My collages allow me to merge my photographs that were taken in South Africa with those of my Mozambican relatives and to create haunting, hybridized composites. I also combine photographic cut-outs with the details of the only physical object I have from my childhood – a cloth known as a capulana. These richly patterned fabrics are typically worn by Mozambican women as wrappers and used to carry children. They were often gifted to me by my grandmother and aunts during my occasional visits to Mozambique.

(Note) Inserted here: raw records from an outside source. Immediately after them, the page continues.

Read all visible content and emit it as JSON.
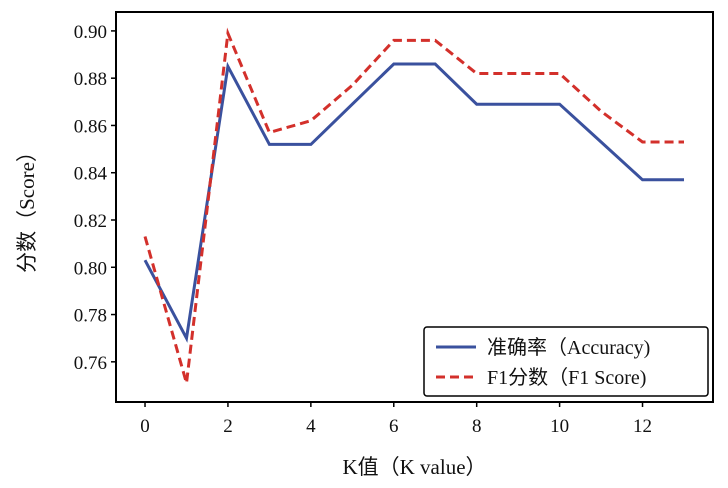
{
  "chart_data": {
    "type": "line",
    "xlabel": "K值（K value）",
    "ylabel": "分数（Score）",
    "x": [
      0,
      1,
      2,
      3,
      4,
      5,
      6,
      7,
      8,
      9,
      10,
      11,
      12,
      13
    ],
    "xlim": [
      -0.7,
      13.7
    ],
    "ylim": [
      0.743,
      0.908
    ],
    "xticks": [
      0,
      2,
      4,
      6,
      8,
      10,
      12
    ],
    "xtick_labels": [
      "0",
      "2",
      "4",
      "6",
      "8",
      "10",
      "12"
    ],
    "yticks": [
      0.76,
      0.78,
      0.8,
      0.82,
      0.84,
      0.86,
      0.88,
      0.9
    ],
    "ytick_labels": [
      "0.76",
      "0.78",
      "0.80",
      "0.82",
      "0.84",
      "0.86",
      "0.88",
      "0.90"
    ],
    "grid": false,
    "legend_position": "bottom-right",
    "series": [
      {
        "name": "准确率（Accuracy)",
        "color": "#3a519e",
        "style": "solid",
        "values": [
          0.803,
          0.77,
          0.885,
          0.852,
          0.852,
          0.869,
          0.886,
          0.886,
          0.869,
          0.869,
          0.869,
          0.853,
          0.837,
          0.837
        ]
      },
      {
        "name": "F1分数（F1 Score)",
        "color": "#d3302b",
        "style": "dashed",
        "values": [
          0.813,
          0.751,
          0.899,
          0.857,
          0.862,
          0.877,
          0.896,
          0.896,
          0.882,
          0.882,
          0.882,
          0.866,
          0.853,
          0.853
        ]
      }
    ]
  }
}
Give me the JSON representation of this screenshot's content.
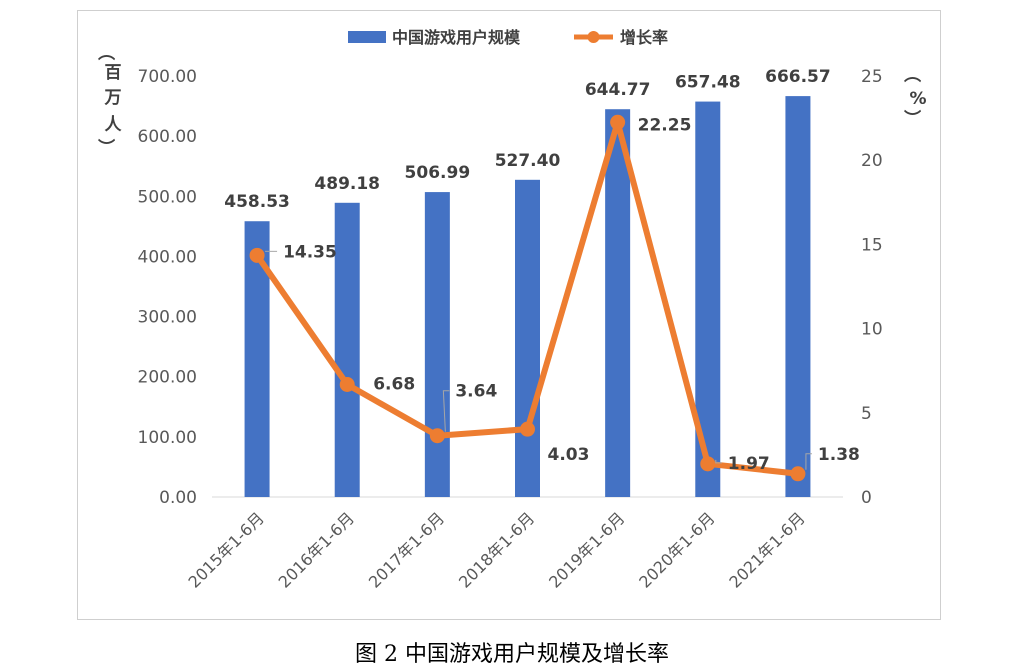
{
  "caption": "图 2 中国游戏用户规模及增长率",
  "chart_data": {
    "type": "bar",
    "categories": [
      "2015年1-6月",
      "2016年1-6月",
      "2017年1-6月",
      "2018年1-6月",
      "2019年1-6月",
      "2020年1-6月",
      "2021年1-6月"
    ],
    "series": [
      {
        "name": "中国游戏用户规模",
        "type": "bar",
        "axis": "left",
        "values": [
          458.53,
          489.18,
          506.99,
          527.4,
          644.77,
          657.48,
          666.57
        ],
        "labels": [
          "458.53",
          "489.18",
          "506.99",
          "527.40",
          "644.77",
          "657.48",
          "666.57"
        ]
      },
      {
        "name": "增长率",
        "type": "line",
        "axis": "right",
        "values": [
          14.35,
          6.68,
          3.64,
          4.03,
          22.25,
          1.97,
          1.38
        ],
        "labels": [
          "14.35",
          "6.68",
          "3.64",
          "4.03",
          "22.25",
          "1.97",
          "1.38"
        ]
      }
    ],
    "ylim_left": [
      0,
      700
    ],
    "ylim_right": [
      0,
      25
    ],
    "left_ticks": [
      "0.00",
      "100.00",
      "200.00",
      "300.00",
      "400.00",
      "500.00",
      "600.00",
      "700.00"
    ],
    "right_ticks": [
      "0",
      "5",
      "10",
      "15",
      "20",
      "25"
    ],
    "left_unit": [
      "（",
      "百",
      "万",
      "人",
      "）"
    ],
    "right_unit": [
      "（",
      "%",
      "）"
    ],
    "legend_position": "top",
    "colors": {
      "bar": "#4472c4",
      "line": "#ed7d31"
    }
  }
}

Given the difficulties that we face in terms oral and written communication, my collages become a means of telling stories about my origins and what is in some sense an alternative “home” culture, albeit one I mostly experienced indirectly. My work also creates room for an emotional reckoning, enabling me to share my mother’s sense of loss of her birthplace and markers of her Chopi identity. I also grapple with my parallel sense of displacement. Through imagining new memories for myself, the collages help me identify with what could have been – my mother’s country of origin and the childhood I might have experienced there. By such means I reintroduce myself to a childhood that was severed, broaching a sense belonging and grappling with the question, ‘who am I if I cannot prove who I was?’